Most AFSLs adopt limited life insurance approved product lists for financial motivations, breaching the Corporations Act, according to financial planning dealer group Dover Financial Advisers.
In a blog on InvestorDaily sister publication Risk Adviser, Dover Financial Advisers managing director Terry McMaster said that, for risk insurance in particular, APLs are better described as ‘banned product lists’ as they are, by omission, a list of products the adviser can’t recommend.
He said most AFSLs only allow two or three insurers on their APL.
“Most insurers, and therefore most insurance products, are effectively banned,” Mr McMaster said. “Many more products are not on the list than are on the list. Most AFSLs ban most insurance products.”
Mr McMaster said APLs are nothing more than an AFSL convention to control their advisers, with many AFSLs banning them from recommending most insurance products because of financial motivations.
He said most AFSLs only allow advisers to recommend insurance products where they or a related party, such as a shareholder, benefit financially from the adviser’s product recommendation.

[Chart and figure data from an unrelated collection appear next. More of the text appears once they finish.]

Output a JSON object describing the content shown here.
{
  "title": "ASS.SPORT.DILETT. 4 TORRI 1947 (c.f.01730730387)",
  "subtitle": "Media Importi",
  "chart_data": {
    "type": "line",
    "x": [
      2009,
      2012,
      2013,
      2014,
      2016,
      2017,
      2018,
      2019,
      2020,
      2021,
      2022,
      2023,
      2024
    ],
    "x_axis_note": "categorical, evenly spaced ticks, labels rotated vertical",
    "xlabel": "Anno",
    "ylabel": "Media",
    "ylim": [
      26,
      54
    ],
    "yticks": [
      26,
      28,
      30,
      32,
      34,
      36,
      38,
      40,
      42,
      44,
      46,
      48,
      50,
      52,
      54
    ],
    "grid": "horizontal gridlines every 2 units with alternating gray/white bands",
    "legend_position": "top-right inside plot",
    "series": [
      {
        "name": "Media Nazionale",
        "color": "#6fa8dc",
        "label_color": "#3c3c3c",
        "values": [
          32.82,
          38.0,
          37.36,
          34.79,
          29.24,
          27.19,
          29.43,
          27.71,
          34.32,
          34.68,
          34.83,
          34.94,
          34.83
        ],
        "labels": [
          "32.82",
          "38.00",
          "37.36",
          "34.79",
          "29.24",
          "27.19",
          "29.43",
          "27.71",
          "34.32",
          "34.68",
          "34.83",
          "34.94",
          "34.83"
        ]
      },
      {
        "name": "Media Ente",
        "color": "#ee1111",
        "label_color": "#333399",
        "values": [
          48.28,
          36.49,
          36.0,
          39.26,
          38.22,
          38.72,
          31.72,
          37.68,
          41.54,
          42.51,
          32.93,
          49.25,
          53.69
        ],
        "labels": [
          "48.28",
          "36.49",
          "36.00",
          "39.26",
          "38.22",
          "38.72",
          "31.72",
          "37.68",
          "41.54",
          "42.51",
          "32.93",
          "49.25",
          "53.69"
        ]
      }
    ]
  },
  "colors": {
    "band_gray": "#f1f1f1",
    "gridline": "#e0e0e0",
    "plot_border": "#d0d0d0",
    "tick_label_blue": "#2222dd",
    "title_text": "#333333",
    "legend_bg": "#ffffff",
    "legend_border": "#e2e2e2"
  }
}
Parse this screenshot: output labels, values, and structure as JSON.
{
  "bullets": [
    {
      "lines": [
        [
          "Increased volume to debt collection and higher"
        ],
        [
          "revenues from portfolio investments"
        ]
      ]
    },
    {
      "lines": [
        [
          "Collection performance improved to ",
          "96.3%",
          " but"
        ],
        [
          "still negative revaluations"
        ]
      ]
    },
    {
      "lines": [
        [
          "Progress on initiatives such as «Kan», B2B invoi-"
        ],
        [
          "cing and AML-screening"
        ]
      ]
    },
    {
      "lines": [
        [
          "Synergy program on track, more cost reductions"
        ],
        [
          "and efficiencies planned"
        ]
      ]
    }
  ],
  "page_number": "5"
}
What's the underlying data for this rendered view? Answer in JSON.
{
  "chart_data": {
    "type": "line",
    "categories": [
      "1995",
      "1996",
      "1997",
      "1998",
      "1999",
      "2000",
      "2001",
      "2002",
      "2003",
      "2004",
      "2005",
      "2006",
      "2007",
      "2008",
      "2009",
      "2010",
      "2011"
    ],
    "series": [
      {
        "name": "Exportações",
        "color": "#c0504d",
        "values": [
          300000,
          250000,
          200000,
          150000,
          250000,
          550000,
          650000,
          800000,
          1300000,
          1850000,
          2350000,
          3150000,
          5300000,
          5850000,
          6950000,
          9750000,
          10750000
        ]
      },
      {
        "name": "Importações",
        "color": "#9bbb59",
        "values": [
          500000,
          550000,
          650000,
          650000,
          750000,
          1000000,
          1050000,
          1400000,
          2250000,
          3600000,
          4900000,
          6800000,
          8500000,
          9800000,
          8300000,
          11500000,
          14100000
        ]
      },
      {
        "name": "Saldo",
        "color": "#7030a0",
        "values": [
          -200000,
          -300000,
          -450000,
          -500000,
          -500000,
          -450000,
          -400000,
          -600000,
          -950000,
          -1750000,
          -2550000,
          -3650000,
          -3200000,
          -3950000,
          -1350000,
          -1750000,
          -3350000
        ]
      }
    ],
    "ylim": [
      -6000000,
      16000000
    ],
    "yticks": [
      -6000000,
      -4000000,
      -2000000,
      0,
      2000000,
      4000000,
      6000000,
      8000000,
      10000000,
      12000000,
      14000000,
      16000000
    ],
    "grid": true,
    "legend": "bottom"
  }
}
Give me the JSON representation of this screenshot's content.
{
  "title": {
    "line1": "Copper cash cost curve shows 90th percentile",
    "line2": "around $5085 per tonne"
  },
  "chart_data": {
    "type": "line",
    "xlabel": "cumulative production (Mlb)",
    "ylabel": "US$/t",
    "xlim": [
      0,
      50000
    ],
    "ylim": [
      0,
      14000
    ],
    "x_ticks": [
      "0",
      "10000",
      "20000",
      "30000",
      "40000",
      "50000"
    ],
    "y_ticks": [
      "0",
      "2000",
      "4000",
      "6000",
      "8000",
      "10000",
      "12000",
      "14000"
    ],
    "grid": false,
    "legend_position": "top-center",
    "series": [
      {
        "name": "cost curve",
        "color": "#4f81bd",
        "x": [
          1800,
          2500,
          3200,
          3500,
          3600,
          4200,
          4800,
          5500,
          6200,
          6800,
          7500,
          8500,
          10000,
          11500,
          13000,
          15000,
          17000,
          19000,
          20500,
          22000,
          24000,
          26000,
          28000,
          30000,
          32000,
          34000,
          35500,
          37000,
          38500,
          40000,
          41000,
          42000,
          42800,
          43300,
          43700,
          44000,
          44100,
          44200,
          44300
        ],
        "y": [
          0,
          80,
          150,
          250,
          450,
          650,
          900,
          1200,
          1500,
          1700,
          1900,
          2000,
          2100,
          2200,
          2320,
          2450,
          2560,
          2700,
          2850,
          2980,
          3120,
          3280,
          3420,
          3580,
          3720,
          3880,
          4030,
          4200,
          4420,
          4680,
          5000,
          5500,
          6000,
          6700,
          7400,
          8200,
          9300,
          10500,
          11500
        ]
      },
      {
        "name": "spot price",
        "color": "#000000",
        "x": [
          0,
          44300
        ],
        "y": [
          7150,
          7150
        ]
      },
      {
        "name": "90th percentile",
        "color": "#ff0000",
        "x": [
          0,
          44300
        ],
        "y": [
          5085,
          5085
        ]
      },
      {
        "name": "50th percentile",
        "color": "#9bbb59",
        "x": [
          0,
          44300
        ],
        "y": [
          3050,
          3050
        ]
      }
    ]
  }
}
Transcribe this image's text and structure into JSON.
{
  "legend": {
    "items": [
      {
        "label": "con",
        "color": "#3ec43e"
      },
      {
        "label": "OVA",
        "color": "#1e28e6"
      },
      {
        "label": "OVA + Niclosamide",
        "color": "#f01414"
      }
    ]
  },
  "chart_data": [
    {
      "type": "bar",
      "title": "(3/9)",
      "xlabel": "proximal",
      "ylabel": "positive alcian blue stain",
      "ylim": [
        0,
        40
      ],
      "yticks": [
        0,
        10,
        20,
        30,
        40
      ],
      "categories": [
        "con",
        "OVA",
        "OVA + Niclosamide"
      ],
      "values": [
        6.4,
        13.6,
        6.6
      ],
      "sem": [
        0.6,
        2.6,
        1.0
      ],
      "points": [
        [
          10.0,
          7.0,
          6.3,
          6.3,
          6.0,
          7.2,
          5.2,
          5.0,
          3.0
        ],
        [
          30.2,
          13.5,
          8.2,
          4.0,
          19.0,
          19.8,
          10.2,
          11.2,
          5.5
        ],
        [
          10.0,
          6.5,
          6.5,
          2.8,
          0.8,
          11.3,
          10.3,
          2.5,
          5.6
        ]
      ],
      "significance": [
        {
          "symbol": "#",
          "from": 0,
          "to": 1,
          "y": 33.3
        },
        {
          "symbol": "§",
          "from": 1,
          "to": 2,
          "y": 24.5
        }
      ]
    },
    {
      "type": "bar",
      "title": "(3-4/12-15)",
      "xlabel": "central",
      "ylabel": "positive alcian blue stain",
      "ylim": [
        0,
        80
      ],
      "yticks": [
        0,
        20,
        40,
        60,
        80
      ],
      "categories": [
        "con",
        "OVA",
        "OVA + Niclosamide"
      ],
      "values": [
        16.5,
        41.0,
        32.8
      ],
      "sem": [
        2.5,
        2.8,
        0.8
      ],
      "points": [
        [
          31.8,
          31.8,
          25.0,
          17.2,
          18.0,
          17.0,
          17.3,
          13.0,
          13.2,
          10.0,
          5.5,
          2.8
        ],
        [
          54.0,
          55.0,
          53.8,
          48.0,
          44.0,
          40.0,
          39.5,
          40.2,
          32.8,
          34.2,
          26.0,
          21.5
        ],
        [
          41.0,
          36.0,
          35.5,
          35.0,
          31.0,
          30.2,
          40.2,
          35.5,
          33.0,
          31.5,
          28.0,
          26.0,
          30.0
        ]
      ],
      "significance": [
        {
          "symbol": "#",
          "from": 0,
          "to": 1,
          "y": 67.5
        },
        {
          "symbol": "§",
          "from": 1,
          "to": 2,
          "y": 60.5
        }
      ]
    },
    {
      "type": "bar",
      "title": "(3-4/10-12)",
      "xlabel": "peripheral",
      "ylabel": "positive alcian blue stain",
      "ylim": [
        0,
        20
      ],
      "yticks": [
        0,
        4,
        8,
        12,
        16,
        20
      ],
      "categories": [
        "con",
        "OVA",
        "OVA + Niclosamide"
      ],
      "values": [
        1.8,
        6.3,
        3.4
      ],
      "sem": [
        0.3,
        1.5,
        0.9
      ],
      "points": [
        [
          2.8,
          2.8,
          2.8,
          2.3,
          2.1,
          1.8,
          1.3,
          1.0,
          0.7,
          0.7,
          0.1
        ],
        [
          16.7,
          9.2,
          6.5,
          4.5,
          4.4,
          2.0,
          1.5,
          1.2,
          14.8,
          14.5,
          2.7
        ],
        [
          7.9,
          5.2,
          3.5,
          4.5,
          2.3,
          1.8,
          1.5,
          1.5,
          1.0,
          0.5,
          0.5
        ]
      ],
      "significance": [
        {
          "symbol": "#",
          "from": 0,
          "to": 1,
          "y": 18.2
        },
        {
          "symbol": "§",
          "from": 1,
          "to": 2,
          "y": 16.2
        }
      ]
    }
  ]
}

In such situations, Mr McMaster said the adviser, as a result, is involved in "three clear breaches of the Corporations Act": section 961B, regarding the duty to act in the client’s best interests, section 961G, regarding the duty to provide appropriate advice, and section 961J, regarding the duty to prioritise the client’s interests.
In addition, the AFSL has also breached sections of the Corporations Act, according to Mr McMaster.
“If the AFSL has deliberately set things up this way, the AFSL is breaching section 912A, which is the general section requiring it to run an effective and efficient AFSL,” he said.
“The AFSL is also breaching section 961L, which requires reasonable steps to ensure advisers comply with the above three duties.”